NEW YORK CITY, 1994. New Yorkers savored the Cup when the Rangers won for the first time in 54 years. As Sports illustrated told it: "Like a loose puck it has been slapped from bar to nightclub to ballpark to ballroom to racetrack to squad car to firehouse to strip joint. Along the way it has been kissed, petted, hugged, massaged, fondled and shaken in exultation by thousands of fans. Many have taken sips from its ample bowl. 'God only knows whose lips have been on that thing,' says Bruce Lifrieri, the Rangers' massage therapist. " The litany of hijinks in New York alone deserves a webpage of its own:
* Mark Messier and Brian Leetch brought the Cup on The Late Show with David Letterman and did Stupid Cup Tricks.
* Ed Olczyk brought it to Belmont racetrack and let 1994-Kentucky Derby winner Go for Gin use it as a feed bag.
* Brian Noonan and Nick Kypreos brought the Cup on MTV Prime Time Beach House where it was stuffed with raw clams and oysters. (On the show, Noonan denied he had used the Cup as a rolling pin to make muffins. Kypreos denied playing kick the can with it.)
* Messier took the Cup to Scores, an East Side strip joint. Scores spokesman Lonnie Hanover said, "It was the first time I'd seen our customers eager to touch something besides our dancers,"
* The Cup went to a Ranger victory party at a Manhattan saloon called the Auction House, where it stopped traffic, started parades, and was drunk out of by everyone in sight until the bar was effectively down to backwash (but that probably wouldn't have stopped them).
* After a ticker-tape parade up Broadway, and some time at McSorley's bar, a cop named Jim Jones (different guy) strapped a seat belt around the Cup in his squad car and delivered it to another engagement.
* The Cup was taken to a Yankees game at Yankee Stadium, where it watched the game from George Steinbrenner's luxury box. The Yankee fans at the game cheered "Let's Go Rangers!" (That same day, the Cup visited Brian Bluver, a 13-year-old patient awaiting a heart transplant at Columbia-Presbyterian Medical Center. According to his father, Brian "smiled for the first time in seven weeks". A week and a half later Brian had 11th-hour heart surgery.)
The enthusiasm was so great that Stanley went in to a Montreal silversmith to repair its cracked bowl, loose base, and dented body. (It wasn't the first time--after a rough-and-tumble summer with the Oilers in 1988, the Cup went in to an auto body shop for reconstructive surgery. Messier really knows how to bang up a trophy.)
Indeed, in the words of Sport Illustrated's Franz Lidz, "Roughhousing is part of the trophy's tradition."
* The Cup was reputedly dismantled (by whom, when, where, how and for how long, I don't know--though it might have been done on numerous occasions).

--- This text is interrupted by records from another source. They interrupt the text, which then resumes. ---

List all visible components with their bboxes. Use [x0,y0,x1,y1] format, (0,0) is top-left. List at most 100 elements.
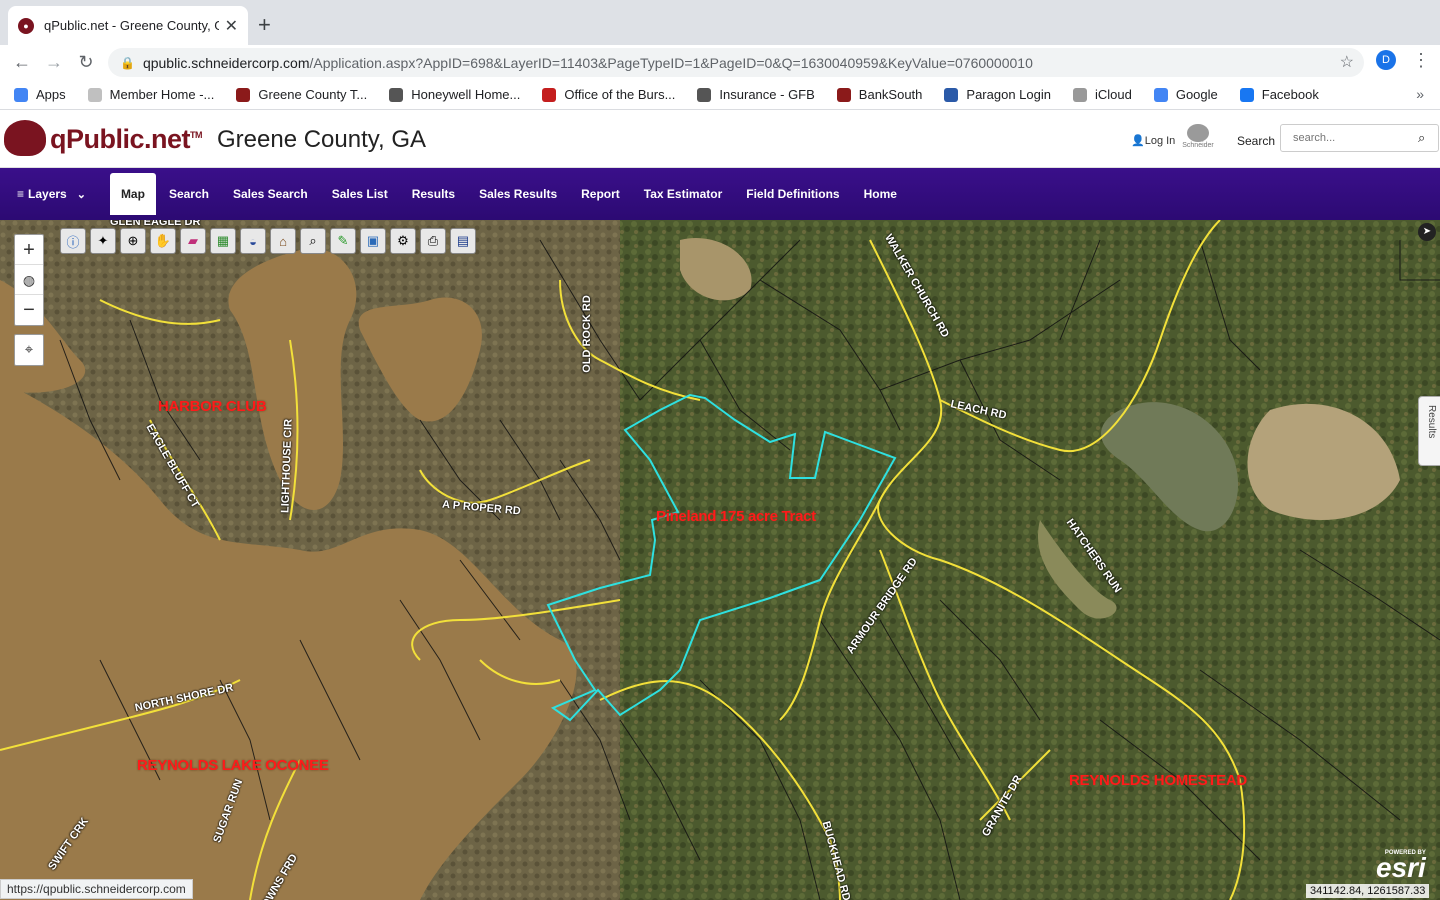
print-icon[interactable]: ⎙ [420,228,446,254]
building-icon[interactable]: ⌂ [270,228,296,254]
nav-results[interactable]: Results [412,173,455,215]
bookmark-item[interactable]: Facebook [1239,87,1319,102]
login-link[interactable]: 👤Log In [1131,134,1175,147]
nav-sales-results[interactable]: Sales Results [479,173,557,215]
measure-icon[interactable]: ⚙ [390,228,416,254]
forward-arrow-icon[interactable]: → [38,52,70,73]
lock-icon: 🔒 [120,55,135,70]
nav-tax-estimator[interactable]: Tax Estimator [644,173,722,215]
bookmark-item[interactable]: Insurance - GFB [697,87,815,102]
bookmark-label: Insurance - GFB [719,87,815,102]
nav-label: Report [581,187,620,201]
tract-label: Pineland 175 acre Tract [656,508,816,525]
address-bar[interactable]: 🔒 qpublic.schneidercorp.com/Application.… [108,48,1364,77]
nav-search[interactable]: Search [169,173,209,215]
bookmark-item[interactable]: Honeywell Home... [389,87,520,102]
identify-icon[interactable]: ⓘ [60,228,86,254]
bookmark-item[interactable]: Office of the Burs... [542,87,675,102]
zoom-out-icon[interactable]: − [15,295,43,325]
bookmark-favicon-icon [14,87,28,102]
reload-icon[interactable]: ↻ [70,52,102,73]
coordinate-readout: 341142.84, 1261587.33 [1306,884,1430,898]
locate-icon[interactable]: ⌖ [15,335,43,365]
bookmark-label: Apps [36,87,66,102]
bookmark-label: Facebook [1261,87,1319,102]
bookmark-label: Office of the Burs... [564,87,676,102]
road-label: GLEN EAGLE DR [110,220,201,228]
compass-icon[interactable]: ➤ [1418,223,1436,241]
bookmark-label: Honeywell Home... [411,87,521,102]
buffer-icon[interactable]: ▦ [210,228,236,254]
eraser-icon[interactable]: ▰ [180,228,206,254]
bookmark-favicon-icon [87,87,102,102]
schneider-logo[interactable]: Schneider [1180,124,1216,154]
nav-label: Map [120,187,145,201]
draw-pencil-icon[interactable]: ✎ [330,228,356,254]
bookmark-item[interactable]: BankSouth [836,87,922,102]
nav-label: Tax Estimator [643,187,723,201]
browser-tab[interactable]: ● qPublic.net - Greene County, G ✕ [8,6,248,45]
browser-toolbar: ← → ↻ 🔒 qpublic.schneidercorp.com/Applic… [0,45,1440,80]
harbor-club-label: HARBOR CLUB [158,398,267,415]
more-bookmarks-icon[interactable]: » [1416,86,1424,102]
bookmark-favicon-icon [542,87,557,102]
zoom-box-icon[interactable]: ⊕ [120,228,146,254]
bookmark-label: Greene County T... [258,87,368,102]
nav-report[interactable]: Report [581,173,620,215]
main-nav: ≡ Layers ⌄ Map Search Sales Search Sales List R… [0,168,1440,220]
nav-label: Home [863,187,897,201]
login-label: Log In [1144,135,1176,147]
nav-layers[interactable]: ≡ Layers ⌄ [17,173,86,215]
nav-map[interactable]: Map [109,173,156,215]
nav-sales-search[interactable]: Sales Search [233,173,308,215]
select-icon[interactable]: ✦ [90,228,116,254]
new-tab-button[interactable]: + [258,12,271,38]
bookmark-item[interactable]: Greene County T... [236,87,367,102]
nav-label: Search [168,187,209,201]
map-toolbar: ⓘ ✦ ⊕ ✋ ▰ ▦ ◒ ⌂ ⌕ ✎ ▣ ⚙ ⎙ ▤ [60,228,480,254]
bookmark-label: Member Home -... [109,87,215,102]
bookmark-item[interactable]: Member Home -... [87,87,215,102]
bookmark-item[interactable]: Google [1153,87,1218,102]
schneider-text: Schneider [1182,142,1214,149]
layers-stack-icon: ≡ [17,187,25,201]
road-label: OLD ROCK RD [580,295,593,373]
back-arrow-icon[interactable]: ← [6,52,38,73]
map-view[interactable]: HARBOR CLUB Pineland 175 acre Tract REYN… [0,220,1440,900]
user-icon: 👤 [1131,135,1145,147]
nav-home[interactable]: Home [864,173,897,215]
aerial-map[interactable] [0,220,1440,900]
nav-label: Sales Results [479,187,558,201]
save-icon[interactable]: ▤ [450,228,476,254]
zoom-in-icon[interactable]: + [15,235,43,265]
nav-label: Sales Search [232,187,308,201]
search-icon[interactable]: ⌕ [1418,130,1425,146]
bookmark-item[interactable]: Apps [14,87,66,102]
logo-tm: TM [190,130,203,140]
nav-field-definitions[interactable]: Field Definitions [746,173,839,215]
qpublic-logo-icon[interactable] [4,120,46,156]
search-label: Search [1237,134,1276,148]
nav-label: Results [411,187,456,201]
bookmark-star-icon[interactable]: ☆ [1340,52,1354,72]
qpublic-logo[interactable]: qPublic.netTM [50,124,203,155]
url-host: qpublic.schneidercorp.com [142,54,310,71]
layers-icon[interactable]: ◒ [240,228,266,254]
pan-hand-icon[interactable]: ✋ [150,228,176,254]
reynolds-lake-oconee-label: REYNOLDS LAKE OCONEE [137,757,329,774]
bookmark-favicon-icon [944,87,959,102]
search-map-icon[interactable]: ⌕ [300,228,326,254]
profile-avatar[interactable]: D [1376,50,1396,70]
globe-icon[interactable]: ◍ [15,265,43,295]
bookmark-favicon-icon [1072,87,1087,102]
zoom-controls: + ◍ − [14,234,44,326]
bookmark-item[interactable]: iCloud [1072,87,1132,102]
search-input[interactable] [1280,124,1439,152]
bookmark-item[interactable]: Paragon Login [944,87,1051,102]
export-map-icon[interactable]: ▣ [360,228,386,254]
close-tab-icon[interactable]: ✕ [225,16,238,36]
nav-sales-list[interactable]: Sales List [332,173,388,215]
browser-menu-icon[interactable]: ⋮ [1412,50,1430,71]
results-side-tab[interactable]: Results [1418,396,1440,466]
site-favicon-icon: ● [18,17,34,34]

* The Cup was reputedly used as a peanut dish (by whom, when and where, I don't know--though it might have been done on numerous occasions).
* In 1991, The Cup was found at the bottom of Pittsburgh Penguin Mario Lemieux's swimming pool. (Lemieux also once brought the Cup with him to bed.)
* It was reputedly dumped in a snowdrift (by whom, when and where, I don't know--though it might have been done on numerous occasions).
* The Cup has starred in its own beer commercial.
* The Cup also lay at the bottom of Patrick Roy's pool.
* Stefan Lefebrve had his son baptized in the Cup.
* During the two summers of 1997 and 1998 when the Red Wings won the cup, the Cup went golfing with Darren McCarty, to the shower with Steve Yzerman, bo[wl]ing with Martin Lapointe and visited Moscow with Slava Fetisov, Slava Kozlov, and Igor Larionov.